NASA requests help finding gov't use of standard OSS licenses.
brian at behlendorf.com
Mon May 2 07:51:15 UTC 2011
On Sun, 1 May 2011, Robin 'Roblimo' Miller wrote:
> And then there's VistA - http://en.wikipedia.org/wiki/VistA - which is
> public domain and was released as the result of a FOIA request. I love VistA
> and wrote about it earlier today at htttp://roblimo.com -
This is also on the spreadsheet Scott is maintaining that Karl mentioned.
However, it's listed incorrectly - the U.S. government did not release it
as GPL or under any other open source license, but as public domain, as a
response to a FOIA request (and subsequent updates under subsequent FOIAs,
a situation they are trying to fix). This is because VistA was written by
VA employees and/or contractors whose IP output was assigned to the VA.
This is significant, as some will argue (as I might) that taxpayer-funded
bespoke software should be released as CC0/public domain, which should
also be seen as covering any patent claims by the developers. When the
developers are government employees, this is already the case (or should
When the software is written by a contractor, then the terms of that
contract & any supplements apply. That's generally whatever the
contractor can negotiate, and what the procurement office will ask for.
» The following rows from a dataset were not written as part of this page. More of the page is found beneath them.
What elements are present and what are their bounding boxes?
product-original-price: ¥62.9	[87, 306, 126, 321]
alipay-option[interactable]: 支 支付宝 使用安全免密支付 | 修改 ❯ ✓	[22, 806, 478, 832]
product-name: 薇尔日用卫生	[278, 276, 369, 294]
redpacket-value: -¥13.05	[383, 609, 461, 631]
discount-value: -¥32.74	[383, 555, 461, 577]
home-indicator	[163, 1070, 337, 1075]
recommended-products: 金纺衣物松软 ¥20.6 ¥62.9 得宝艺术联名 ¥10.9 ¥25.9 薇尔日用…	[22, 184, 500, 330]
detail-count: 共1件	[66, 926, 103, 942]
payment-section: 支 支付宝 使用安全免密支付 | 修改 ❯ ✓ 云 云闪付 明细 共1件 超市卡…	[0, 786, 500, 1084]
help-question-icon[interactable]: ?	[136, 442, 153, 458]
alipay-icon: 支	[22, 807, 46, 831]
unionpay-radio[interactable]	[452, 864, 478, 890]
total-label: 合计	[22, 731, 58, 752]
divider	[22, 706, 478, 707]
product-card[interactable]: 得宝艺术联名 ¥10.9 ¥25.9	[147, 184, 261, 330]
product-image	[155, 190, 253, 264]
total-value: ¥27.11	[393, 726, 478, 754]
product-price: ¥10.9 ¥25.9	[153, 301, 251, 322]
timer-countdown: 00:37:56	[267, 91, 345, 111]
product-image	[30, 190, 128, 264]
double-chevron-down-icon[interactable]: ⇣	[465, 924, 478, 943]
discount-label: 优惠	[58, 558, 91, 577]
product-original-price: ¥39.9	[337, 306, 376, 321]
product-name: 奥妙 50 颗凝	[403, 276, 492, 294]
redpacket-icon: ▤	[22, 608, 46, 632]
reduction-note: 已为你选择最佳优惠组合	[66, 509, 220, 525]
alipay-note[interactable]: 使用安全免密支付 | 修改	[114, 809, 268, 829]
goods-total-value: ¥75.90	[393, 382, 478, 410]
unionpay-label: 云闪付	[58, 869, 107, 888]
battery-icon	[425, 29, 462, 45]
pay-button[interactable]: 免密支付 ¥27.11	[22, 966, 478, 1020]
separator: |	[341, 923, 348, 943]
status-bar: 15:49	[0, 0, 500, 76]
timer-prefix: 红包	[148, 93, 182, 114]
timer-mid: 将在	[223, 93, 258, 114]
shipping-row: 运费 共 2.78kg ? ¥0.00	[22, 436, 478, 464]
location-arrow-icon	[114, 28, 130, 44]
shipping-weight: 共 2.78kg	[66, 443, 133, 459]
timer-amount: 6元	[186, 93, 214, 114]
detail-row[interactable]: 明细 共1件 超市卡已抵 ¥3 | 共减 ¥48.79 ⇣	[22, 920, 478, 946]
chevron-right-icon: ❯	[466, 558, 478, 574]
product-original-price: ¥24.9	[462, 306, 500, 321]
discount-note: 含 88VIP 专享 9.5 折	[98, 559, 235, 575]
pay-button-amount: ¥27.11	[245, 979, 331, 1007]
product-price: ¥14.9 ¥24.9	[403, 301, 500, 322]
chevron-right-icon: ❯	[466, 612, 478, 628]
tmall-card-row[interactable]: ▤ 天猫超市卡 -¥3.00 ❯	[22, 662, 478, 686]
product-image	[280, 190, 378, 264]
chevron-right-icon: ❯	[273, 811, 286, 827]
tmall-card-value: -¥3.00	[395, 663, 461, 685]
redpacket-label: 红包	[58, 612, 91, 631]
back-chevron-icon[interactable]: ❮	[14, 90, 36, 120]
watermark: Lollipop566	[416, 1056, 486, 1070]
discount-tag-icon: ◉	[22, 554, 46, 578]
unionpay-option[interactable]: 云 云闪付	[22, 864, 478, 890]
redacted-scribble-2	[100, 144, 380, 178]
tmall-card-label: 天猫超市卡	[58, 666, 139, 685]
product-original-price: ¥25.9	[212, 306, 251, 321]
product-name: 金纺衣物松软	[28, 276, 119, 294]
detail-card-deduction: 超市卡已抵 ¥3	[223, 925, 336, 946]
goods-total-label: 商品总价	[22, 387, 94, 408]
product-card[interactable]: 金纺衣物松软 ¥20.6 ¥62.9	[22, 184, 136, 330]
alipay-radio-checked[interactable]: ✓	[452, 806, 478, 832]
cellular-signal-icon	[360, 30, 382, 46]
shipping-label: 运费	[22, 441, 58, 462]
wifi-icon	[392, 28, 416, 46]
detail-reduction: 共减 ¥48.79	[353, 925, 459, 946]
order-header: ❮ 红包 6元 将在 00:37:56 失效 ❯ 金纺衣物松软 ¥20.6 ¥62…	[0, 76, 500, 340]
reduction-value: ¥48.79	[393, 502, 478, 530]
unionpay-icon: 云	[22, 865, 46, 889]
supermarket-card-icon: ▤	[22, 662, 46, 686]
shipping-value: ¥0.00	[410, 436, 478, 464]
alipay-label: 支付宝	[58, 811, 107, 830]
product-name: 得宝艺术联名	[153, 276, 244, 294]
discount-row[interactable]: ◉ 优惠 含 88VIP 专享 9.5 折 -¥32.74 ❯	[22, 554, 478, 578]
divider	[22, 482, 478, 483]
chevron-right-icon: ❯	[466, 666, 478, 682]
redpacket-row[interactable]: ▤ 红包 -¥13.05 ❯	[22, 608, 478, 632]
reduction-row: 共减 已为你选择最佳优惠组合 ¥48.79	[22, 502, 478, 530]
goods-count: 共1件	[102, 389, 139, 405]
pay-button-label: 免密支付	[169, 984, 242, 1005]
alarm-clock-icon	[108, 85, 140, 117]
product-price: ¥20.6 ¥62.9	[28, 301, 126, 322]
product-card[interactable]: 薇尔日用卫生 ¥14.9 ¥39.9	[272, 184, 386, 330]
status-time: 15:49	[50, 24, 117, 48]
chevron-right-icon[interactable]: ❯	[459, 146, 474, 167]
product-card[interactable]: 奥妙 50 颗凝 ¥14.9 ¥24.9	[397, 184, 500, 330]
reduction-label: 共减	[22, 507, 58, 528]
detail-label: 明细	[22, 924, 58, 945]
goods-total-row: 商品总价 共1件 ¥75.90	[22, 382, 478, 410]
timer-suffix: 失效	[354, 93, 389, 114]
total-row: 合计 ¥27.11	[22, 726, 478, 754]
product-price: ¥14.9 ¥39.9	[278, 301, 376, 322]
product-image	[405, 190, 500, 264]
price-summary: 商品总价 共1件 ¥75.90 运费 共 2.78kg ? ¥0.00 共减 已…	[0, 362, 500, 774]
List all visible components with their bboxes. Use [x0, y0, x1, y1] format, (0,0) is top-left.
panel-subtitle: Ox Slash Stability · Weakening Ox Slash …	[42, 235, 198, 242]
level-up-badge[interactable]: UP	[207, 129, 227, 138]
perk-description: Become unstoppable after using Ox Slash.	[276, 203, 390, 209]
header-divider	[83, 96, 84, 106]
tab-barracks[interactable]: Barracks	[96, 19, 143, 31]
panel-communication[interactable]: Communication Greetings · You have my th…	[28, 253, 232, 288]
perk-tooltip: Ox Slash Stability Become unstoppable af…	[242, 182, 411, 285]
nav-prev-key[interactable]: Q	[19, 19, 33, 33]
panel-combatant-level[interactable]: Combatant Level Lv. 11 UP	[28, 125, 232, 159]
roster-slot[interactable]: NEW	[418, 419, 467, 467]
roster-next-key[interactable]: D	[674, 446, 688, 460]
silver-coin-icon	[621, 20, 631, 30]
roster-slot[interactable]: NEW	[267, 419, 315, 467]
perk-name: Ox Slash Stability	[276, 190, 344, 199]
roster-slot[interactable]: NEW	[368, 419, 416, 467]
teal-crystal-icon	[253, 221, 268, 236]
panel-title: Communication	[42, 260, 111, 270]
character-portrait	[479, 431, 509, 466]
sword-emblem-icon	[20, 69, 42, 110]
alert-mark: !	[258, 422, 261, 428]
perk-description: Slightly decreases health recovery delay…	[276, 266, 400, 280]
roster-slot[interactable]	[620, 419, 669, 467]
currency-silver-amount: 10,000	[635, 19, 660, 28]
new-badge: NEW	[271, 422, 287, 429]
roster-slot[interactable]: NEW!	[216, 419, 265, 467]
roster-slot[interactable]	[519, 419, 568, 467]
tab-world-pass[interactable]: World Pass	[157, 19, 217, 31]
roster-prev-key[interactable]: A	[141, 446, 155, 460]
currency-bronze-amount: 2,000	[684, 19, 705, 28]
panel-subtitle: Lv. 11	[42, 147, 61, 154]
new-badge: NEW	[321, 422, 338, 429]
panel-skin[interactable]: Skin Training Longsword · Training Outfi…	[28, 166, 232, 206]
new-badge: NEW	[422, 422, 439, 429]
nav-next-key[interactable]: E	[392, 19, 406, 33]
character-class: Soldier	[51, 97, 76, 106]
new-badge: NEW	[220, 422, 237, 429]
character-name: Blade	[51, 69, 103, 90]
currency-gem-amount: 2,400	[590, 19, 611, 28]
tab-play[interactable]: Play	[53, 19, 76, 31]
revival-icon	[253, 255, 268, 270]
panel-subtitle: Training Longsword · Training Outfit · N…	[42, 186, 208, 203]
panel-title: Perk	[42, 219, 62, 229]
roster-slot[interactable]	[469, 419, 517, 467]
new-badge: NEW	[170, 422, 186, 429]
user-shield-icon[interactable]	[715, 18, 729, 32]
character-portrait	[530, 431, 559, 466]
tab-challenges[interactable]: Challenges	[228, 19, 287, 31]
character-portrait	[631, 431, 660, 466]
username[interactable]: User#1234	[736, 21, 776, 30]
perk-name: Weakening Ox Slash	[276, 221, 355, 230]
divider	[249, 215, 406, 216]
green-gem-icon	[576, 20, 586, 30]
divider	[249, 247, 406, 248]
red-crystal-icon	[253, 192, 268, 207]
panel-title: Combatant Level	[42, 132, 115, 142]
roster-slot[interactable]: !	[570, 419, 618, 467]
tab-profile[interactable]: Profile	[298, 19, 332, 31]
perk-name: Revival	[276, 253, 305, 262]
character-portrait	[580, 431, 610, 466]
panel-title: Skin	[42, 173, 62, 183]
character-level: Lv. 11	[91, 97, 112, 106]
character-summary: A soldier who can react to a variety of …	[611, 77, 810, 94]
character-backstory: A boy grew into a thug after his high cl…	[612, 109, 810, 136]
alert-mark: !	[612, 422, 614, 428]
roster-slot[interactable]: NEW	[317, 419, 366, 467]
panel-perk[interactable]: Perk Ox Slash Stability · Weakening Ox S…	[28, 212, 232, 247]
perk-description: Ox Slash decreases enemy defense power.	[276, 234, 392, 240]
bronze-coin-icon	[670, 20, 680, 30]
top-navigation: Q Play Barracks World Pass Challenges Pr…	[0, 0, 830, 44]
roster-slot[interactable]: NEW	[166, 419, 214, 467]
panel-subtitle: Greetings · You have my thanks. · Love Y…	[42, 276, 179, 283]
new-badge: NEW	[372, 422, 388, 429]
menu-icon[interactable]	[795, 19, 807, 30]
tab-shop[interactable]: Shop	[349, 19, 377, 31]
Procurement offices don't seem to be particularly careful about IP issues
beyond ensuring the government's own rights to use the software. So,
all too often, the contract will pay 100% of the development costs of
software that is then 100% owned by the contractor, who can then license
it to others under the terms of their choosing, including non-open-source
terms. This is a wasted opportunity.
With NHIN CONNECT (http://connectopensource.org/), no software was
authored by government employees, but by government contractors, who were
asked to release the source under the BSD license (which they did). So
that should be on the list. BSD isn't perfect, Apache would be better as
it provides guarantees against patent claims by contributors over their
contributions, though some might argue that patent grants are implicit in
the BSD license.
IMHO, if the NASA software is written by government employees, it should
be released CC0. If it's a derivate work of a pre-existing codebase, it
should be offered back upstream, offering to sign a contributor agreement
when appropriate, so that the upstream source can then license it as per
the rest of the upstream codebase.
If the software is written under contract, NASA procurement rules should
stipulate the same terms from contractors. After all, contractors argue
that they provide better value per hour than government employees do - to
properly compare apples to apples, they should provide the same work
product. If they hinder the value of what they create - either by putting
non-open-source terms on their code, or even using a copyleft license -
they should do this at a significantly discounted hourly rate to
compensate for the more limited rights conferred. After all, the fewer
restrictions there are on code (and BSD has the fewest aside from CC0),
the more re-usable it is, the more miscable it is, the more fungible it
is, and the more valuable it is.
Finally, after spending a lot of time on this, I've come to the conclusion
that government should not be in the business of aggregating copyrights of
others into collective works - that's much more efficiently and clearly
handled by non-profit organizations, or secondarily by individuals or
corporations. There is a great set of reasons why governments can be
contributors to and even instigators of open source projects, and we
should encourage that. But NASA and other federal agencies, and other
governments I've seen, have a very different (and well-intentioned) set of
policies they have to follow around procurement, public communication, and
community governance that can significantly complicate their dealings with
others. They can not reach what I consider the ideal state, which is a
neutral core a la the ASF or Linux Foundation or Drupal Association,
around which revolves an ecosystem of individuals and institutions that
contribute to and benefit from the code. When HHS fumbled the CONNECT
contract renewal, they set back the development of the nascent CONNECT
community by a year or more. If it were just a function of timing it
would merely have been defensible as bad luck, but I believe it's inherent
in the model.
By that reasoning, the best thing for NASA to do with its open source
projects is not determine which open source licenses to release them
under, but to either contribute them to existing organizations interested
in being a home for them, or seek a contractor to set up a governance
structure and release it themselves (as the VA is doing with VistA).